A common theme from past articles finally comes to an end here. UNC has a draft prospect at every position except for center and they place at the top of the list in terms of pace once again. Wake Forest is the other team that outran Ricky Rubio's DKV Joventut. Whereas the ACC has three teams near the top of the list, we find the PAC-10 on the opposite end of the spectrum. Players from both conferences will have some adjustments to make on the next level considering what each is used to.

Player Efficiency Rating

Player efficiency rating was created by John Hollinger to measure the overall impact of a player in one stat.
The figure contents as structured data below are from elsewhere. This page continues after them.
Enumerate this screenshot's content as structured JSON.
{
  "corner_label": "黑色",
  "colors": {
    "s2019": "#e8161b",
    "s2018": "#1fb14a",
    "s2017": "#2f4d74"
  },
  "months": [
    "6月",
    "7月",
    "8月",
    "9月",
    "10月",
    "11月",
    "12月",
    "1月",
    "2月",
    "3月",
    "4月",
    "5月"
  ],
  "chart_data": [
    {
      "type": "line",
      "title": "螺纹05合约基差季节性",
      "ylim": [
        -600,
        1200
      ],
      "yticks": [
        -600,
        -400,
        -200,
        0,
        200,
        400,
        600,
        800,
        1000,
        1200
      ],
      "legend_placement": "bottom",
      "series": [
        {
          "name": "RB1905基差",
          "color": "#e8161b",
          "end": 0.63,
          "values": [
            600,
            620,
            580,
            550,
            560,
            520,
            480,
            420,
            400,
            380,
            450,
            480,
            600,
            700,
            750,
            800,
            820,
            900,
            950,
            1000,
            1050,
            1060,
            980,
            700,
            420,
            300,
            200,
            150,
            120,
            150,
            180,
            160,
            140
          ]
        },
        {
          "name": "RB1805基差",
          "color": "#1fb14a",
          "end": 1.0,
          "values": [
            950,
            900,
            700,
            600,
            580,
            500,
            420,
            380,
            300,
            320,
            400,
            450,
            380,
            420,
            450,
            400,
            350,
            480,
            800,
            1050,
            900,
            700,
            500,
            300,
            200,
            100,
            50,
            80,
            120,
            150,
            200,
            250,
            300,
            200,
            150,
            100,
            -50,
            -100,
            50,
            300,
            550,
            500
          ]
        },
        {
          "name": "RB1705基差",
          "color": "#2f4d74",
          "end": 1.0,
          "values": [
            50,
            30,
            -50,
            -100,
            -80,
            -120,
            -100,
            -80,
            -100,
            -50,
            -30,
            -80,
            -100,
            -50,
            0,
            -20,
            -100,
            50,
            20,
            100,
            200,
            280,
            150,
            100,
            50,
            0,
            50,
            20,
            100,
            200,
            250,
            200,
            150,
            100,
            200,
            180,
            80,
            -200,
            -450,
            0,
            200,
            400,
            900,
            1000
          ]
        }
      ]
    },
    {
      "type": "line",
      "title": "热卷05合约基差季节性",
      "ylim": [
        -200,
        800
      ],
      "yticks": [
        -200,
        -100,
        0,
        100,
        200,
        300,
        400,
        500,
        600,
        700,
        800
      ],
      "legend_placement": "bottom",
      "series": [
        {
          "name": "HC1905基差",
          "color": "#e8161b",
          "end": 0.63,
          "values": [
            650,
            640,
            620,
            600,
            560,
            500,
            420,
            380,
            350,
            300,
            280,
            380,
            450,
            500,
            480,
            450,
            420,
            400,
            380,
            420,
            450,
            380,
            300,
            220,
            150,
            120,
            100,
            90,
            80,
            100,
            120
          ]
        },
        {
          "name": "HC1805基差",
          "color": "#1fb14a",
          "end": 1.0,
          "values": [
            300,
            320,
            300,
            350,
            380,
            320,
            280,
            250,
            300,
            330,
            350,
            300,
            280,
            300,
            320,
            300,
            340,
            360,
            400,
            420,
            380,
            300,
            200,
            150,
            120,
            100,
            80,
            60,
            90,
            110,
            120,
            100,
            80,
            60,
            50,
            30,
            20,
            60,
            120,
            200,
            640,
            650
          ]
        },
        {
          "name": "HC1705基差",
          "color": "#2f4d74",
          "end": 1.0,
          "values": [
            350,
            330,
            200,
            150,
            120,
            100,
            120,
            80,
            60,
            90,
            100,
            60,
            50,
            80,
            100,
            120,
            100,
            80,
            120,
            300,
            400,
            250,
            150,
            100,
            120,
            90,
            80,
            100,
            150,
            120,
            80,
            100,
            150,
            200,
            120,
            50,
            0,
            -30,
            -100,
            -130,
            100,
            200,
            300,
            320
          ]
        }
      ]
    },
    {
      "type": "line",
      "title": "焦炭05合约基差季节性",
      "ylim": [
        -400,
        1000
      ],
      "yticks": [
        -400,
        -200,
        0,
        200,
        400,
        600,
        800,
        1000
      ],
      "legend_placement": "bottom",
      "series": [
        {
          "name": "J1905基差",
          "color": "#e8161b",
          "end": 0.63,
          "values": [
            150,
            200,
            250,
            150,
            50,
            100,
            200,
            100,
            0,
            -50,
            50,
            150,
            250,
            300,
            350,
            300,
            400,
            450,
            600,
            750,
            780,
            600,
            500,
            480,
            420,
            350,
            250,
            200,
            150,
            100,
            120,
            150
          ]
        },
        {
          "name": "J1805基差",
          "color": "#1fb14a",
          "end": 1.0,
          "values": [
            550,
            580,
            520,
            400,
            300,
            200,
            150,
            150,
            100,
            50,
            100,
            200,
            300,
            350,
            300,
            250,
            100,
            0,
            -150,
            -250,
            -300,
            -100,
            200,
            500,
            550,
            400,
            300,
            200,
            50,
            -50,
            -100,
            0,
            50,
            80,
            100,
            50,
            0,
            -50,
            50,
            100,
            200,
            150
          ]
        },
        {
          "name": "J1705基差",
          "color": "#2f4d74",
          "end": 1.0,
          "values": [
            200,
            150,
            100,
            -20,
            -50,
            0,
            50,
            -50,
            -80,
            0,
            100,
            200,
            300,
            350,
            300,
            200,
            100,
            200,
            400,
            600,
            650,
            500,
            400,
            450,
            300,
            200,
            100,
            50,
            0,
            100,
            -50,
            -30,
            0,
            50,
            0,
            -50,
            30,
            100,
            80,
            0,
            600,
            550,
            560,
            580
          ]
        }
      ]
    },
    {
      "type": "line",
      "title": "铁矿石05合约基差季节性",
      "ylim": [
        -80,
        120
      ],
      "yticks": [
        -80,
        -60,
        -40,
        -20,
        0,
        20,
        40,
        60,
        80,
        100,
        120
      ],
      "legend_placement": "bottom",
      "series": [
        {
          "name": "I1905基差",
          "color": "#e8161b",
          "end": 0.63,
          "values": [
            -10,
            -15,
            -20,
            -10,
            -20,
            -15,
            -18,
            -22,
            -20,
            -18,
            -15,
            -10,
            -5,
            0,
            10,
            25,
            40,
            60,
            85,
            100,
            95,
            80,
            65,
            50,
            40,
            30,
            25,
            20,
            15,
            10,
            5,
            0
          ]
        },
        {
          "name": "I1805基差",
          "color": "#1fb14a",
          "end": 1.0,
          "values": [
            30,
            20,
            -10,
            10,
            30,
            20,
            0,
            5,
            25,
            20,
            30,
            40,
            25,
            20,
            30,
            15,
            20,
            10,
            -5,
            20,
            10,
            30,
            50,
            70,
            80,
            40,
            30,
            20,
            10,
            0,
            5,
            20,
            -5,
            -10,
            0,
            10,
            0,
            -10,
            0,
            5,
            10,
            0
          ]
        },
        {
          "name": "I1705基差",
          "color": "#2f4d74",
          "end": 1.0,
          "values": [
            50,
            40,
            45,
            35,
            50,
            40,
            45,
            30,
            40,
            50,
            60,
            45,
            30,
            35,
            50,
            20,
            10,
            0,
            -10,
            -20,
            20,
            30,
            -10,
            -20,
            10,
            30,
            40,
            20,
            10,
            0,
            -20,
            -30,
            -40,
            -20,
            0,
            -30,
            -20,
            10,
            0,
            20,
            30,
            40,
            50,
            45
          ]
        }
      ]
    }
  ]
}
The rating uses an average PER of 15 derived from the NBA, which leads to inflated PERs for top collegiate prospects. DeJuan Blair’s PER of 38.9 is almost as high as Michael Beasley’s last season. Blake Griffin is right there with Blair, followed by a significant drop off. Both players were workhorses in multiple facets of the game. DeMarre Carroll looks excellent by this standard, as does Jeff Pendergraph. In contrast, Earl Clark look really bad, as does Derrick Brown. Their productivity at the college level is clearly not what gets them drafted, as much as their physical attributes and potential will.

Efficiency Per-40 Minutes

EFF was created by the NBA to measure the overall statistical production of a player on the court. It adds up all the positive stats a player can accumulate and subtracts all the negative ones. For all intents and purposes, this stat makes more sense when calculated over 40 minutes rather than per-game. Blake Griffin steps ahead of Blair on this scale, though Tyler Hansbrough and company don’t close the gap between the top-two and the rest of the pack. Jordan Hill once again looks only decent, since he didn’t dominate games last season as thoroughly as some other players in our table.